Sumber : weheartit.com
Saat itu aku tersadar. Kudengar suara menggali tanah di
halaman belakang rumah. Seakan lupa dengan insiden berdarah, aku tak
menghiraukan suara galian.
Di sudut kamar kulihat Adinda sedang duduk namun
kedaannya tak sadarkan diri. Kaki dan tangannya diikat kuat dan mulutnya
dibekap plaster hitam.
"Dinda, bangun sayang. Ini kakak." Aku
merengek memeluk adikku. Kugoyang-goyangkan tubuh mungilnya dengan kuat,
berharap Adinda segera terbangun.
Nihil, Adinda tetap tenang dengan posisi duduknya.

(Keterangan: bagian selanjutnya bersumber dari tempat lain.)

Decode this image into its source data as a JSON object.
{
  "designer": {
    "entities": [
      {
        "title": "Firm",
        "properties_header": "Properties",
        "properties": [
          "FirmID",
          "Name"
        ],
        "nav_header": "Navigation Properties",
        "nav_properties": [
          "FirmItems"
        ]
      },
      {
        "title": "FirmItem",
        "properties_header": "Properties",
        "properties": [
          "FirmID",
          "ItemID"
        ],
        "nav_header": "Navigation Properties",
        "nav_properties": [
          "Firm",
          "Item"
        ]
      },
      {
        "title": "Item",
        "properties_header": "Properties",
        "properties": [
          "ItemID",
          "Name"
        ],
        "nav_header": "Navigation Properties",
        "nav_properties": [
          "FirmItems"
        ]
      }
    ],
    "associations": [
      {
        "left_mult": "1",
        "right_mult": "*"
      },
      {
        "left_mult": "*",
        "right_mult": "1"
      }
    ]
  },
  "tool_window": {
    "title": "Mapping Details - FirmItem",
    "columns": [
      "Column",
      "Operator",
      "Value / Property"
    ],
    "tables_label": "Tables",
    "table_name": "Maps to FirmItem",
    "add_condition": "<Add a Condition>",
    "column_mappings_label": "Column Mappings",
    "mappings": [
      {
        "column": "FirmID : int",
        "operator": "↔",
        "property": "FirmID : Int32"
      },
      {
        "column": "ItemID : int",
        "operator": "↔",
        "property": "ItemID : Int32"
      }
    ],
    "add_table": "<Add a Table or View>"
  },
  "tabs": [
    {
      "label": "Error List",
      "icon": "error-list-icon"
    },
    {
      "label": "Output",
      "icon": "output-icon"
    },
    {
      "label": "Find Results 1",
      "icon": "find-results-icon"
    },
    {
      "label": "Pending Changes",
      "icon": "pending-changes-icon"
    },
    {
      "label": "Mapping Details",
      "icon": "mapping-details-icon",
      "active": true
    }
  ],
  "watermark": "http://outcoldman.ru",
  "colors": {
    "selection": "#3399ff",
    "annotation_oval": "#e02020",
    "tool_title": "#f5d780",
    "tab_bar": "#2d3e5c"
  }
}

Kuamati kelopak matanya yang mengantup itu terasa cekung dan hitam. Tak
kudengar hembusan napasnya. Plaster yang melilit wajah mungil Adinda menutupi
saluran pernapasannya. Aku hanya mematung bersandar di kursi tempat adikku
menjemput ajal.
Usiaku saat itu masih 12 tahun. "Dea Oxalis kini
hanya hidup sebatang kara." Tangisku dalam hati. Kuciumi adikku yang
malang ini. Sejenak kuusap deraian air mata. Aku bangkit dan berjalan
mengendap-endap melihat apa yang terjadi di halaman belakang.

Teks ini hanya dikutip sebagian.